One of his first calls was about a mother whale and her baby entangled in a gill net off the coast of Palos Verdes. He said he bought a boat, got a crew and went out. They were eventually successful, and mother and baby swam off free.

“That rescue motivated me to start it [MAR],” Wallerstein said.

In 1985, Wallerstein founded the Whale Rescue Team, a local skilled response group for whales in Southern California that were becoming entangled in fishing gill nets, a practice that was eventually banned by the state in 1993 after thousands of marine animals were killed. He established a live 24-hour toll-free hotline for reporting marine animals trapped or in distress. He then received authorization from local beach authorities to act as first responder and was granted a Letter of Authorization from the National Marine Fisheries Service to evaluate and rescue entangled marine animals. His efforts started naturally carrying over to all sick and injured marine wildlife and in 2007, Whale Rescue Team was renamed Marine Animal Rescue.

MAR’s office is based in El Segundo and Wallerstein himself, nearby, in an ocean-side RV park on Dockweiler Beach. Wallerstein said he sold his home in Topanga and moved to Dockweiler Beach to be closer to the calls. Marine Animal Rescue is stamped on the side of his RV and everything he needs to make a rescue – his 16-foot rescue boat and pickup truck – is hitched outside.

Wallerstein did, for the most part, rescues by himself for 25 years, devising the techniques to rescue the animals himself.

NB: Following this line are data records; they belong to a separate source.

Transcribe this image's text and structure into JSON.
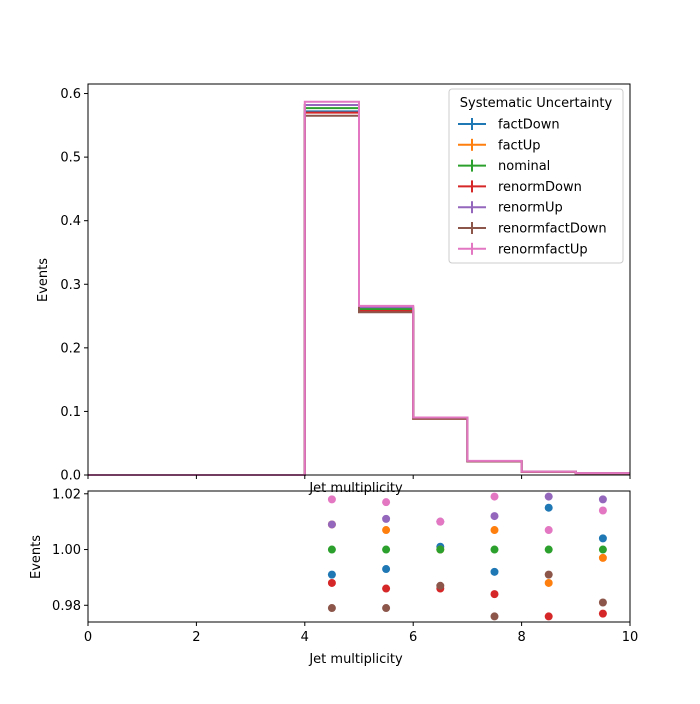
{
  "chart_data": [
    {
      "type": "step",
      "panel": "main",
      "xlabel": "Jet multiplicity",
      "ylabel": "Events",
      "xlim": [
        0,
        10
      ],
      "ylim": [
        0,
        0.615
      ],
      "x_ticks": [
        0,
        2,
        4,
        6,
        8,
        10
      ],
      "y_ticks": [
        0.0,
        0.1,
        0.2,
        0.3,
        0.4,
        0.5,
        0.6
      ],
      "y_tick_labels": [
        "0.0",
        "0.1",
        "0.2",
        "0.3",
        "0.4",
        "0.5",
        "0.6"
      ],
      "bin_edges": [
        0,
        1,
        2,
        3,
        4,
        5,
        6,
        7,
        8,
        9,
        10
      ],
      "legend": {
        "title": "Systematic Uncertainty",
        "placement": "top-right"
      },
      "series": [
        {
          "name": "factDown",
          "color": "#1f77b4",
          "values": [
            0,
            0,
            0,
            0,
            0.572,
            0.259,
            0.0905,
            0.0215,
            0.0055,
            0.003
          ]
        },
        {
          "name": "factUp",
          "color": "#ff7f0e",
          "values": [
            0,
            0,
            0,
            0,
            0.582,
            0.263,
            0.0895,
            0.022,
            0.0052,
            0.0029
          ]
        },
        {
          "name": "nominal",
          "color": "#2ca02c",
          "values": [
            0,
            0,
            0,
            0,
            0.577,
            0.261,
            0.0895,
            0.0218,
            0.0053,
            0.0029
          ]
        },
        {
          "name": "renormDown",
          "color": "#d62728",
          "values": [
            0,
            0,
            0,
            0,
            0.57,
            0.258,
            0.0885,
            0.0214,
            0.0052,
            0.0028
          ]
        },
        {
          "name": "renormUp",
          "color": "#9467bd",
          "values": [
            0,
            0,
            0,
            0,
            0.582,
            0.264,
            0.0905,
            0.0221,
            0.0054,
            0.003
          ]
        },
        {
          "name": "renormfactDown",
          "color": "#8c564b",
          "values": [
            0,
            0,
            0,
            0,
            0.565,
            0.256,
            0.0885,
            0.0213,
            0.0052,
            0.0028
          ]
        },
        {
          "name": "renormfactUp",
          "color": "#e377c2",
          "values": [
            0,
            0,
            0,
            0,
            0.587,
            0.266,
            0.0905,
            0.0222,
            0.0054,
            0.003
          ]
        }
      ]
    },
    {
      "type": "scatter",
      "panel": "ratio",
      "xlabel": "Jet multiplicity",
      "ylabel": "Events",
      "xlim": [
        0,
        10
      ],
      "ylim": [
        0.974,
        1.021
      ],
      "x_ticks": [
        0,
        2,
        4,
        6,
        8,
        10
      ],
      "y_ticks": [
        0.98,
        1.0,
        1.02
      ],
      "y_tick_labels": [
        "0.98",
        "1.00",
        "1.02"
      ],
      "x": [
        4.5,
        5.5,
        6.5,
        7.5,
        8.5,
        9.5
      ],
      "series": [
        {
          "name": "factDown",
          "color": "#1f77b4",
          "values": [
            0.991,
            0.993,
            1.001,
            0.992,
            1.015,
            1.004
          ]
        },
        {
          "name": "factUp",
          "color": "#ff7f0e",
          "values": [
            1.009,
            1.007,
            1.0,
            1.007,
            0.988,
            0.997
          ]
        },
        {
          "name": "nominal",
          "color": "#2ca02c",
          "values": [
            1.0,
            1.0,
            1.0,
            1.0,
            1.0,
            1.0
          ]
        },
        {
          "name": "renormDown",
          "color": "#d62728",
          "values": [
            0.988,
            0.986,
            0.986,
            0.984,
            0.976,
            0.977
          ]
        },
        {
          "name": "renormUp",
          "color": "#9467bd",
          "values": [
            1.009,
            1.011,
            1.01,
            1.012,
            1.019,
            1.018
          ]
        },
        {
          "name": "renormfactDown",
          "color": "#8c564b",
          "values": [
            0.979,
            0.979,
            0.987,
            0.976,
            0.991,
            0.981
          ]
        },
        {
          "name": "renormfactUp",
          "color": "#e377c2",
          "values": [
            1.018,
            1.017,
            1.01,
            1.019,
            1.007,
            1.014
          ]
        }
      ]
    }
  ]
}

“Everything I know I taught myself,” Wallerstein said.

He now has a rescue team of three – Artie Wong and Brad Torsone help with rescues in Los Angeles County and Capt. Jon Council handles all the rescues on Catalina Island. They are on call 24/7.

“Sometimes I have to call them in the middle night if a sea lion crosses the street and gets somewhere – in someone’s yard or under someone’s car – I can’t tell the people we’ll be there in the morning,” Wallerstein said.

Wallerstein said lifeguards and harbor patrol are also vital partners in the operation, alerting them to injured marine animals and assisting with rescues.

Wallerstein admitted his age has slowed his ability to personally respond to every rescue. He said at some point in the future he hopes to find a successor to take over MAR, his life’s work. For now, it’s life as usual.

“I just do this,” Wallerstein said. “This is my life.”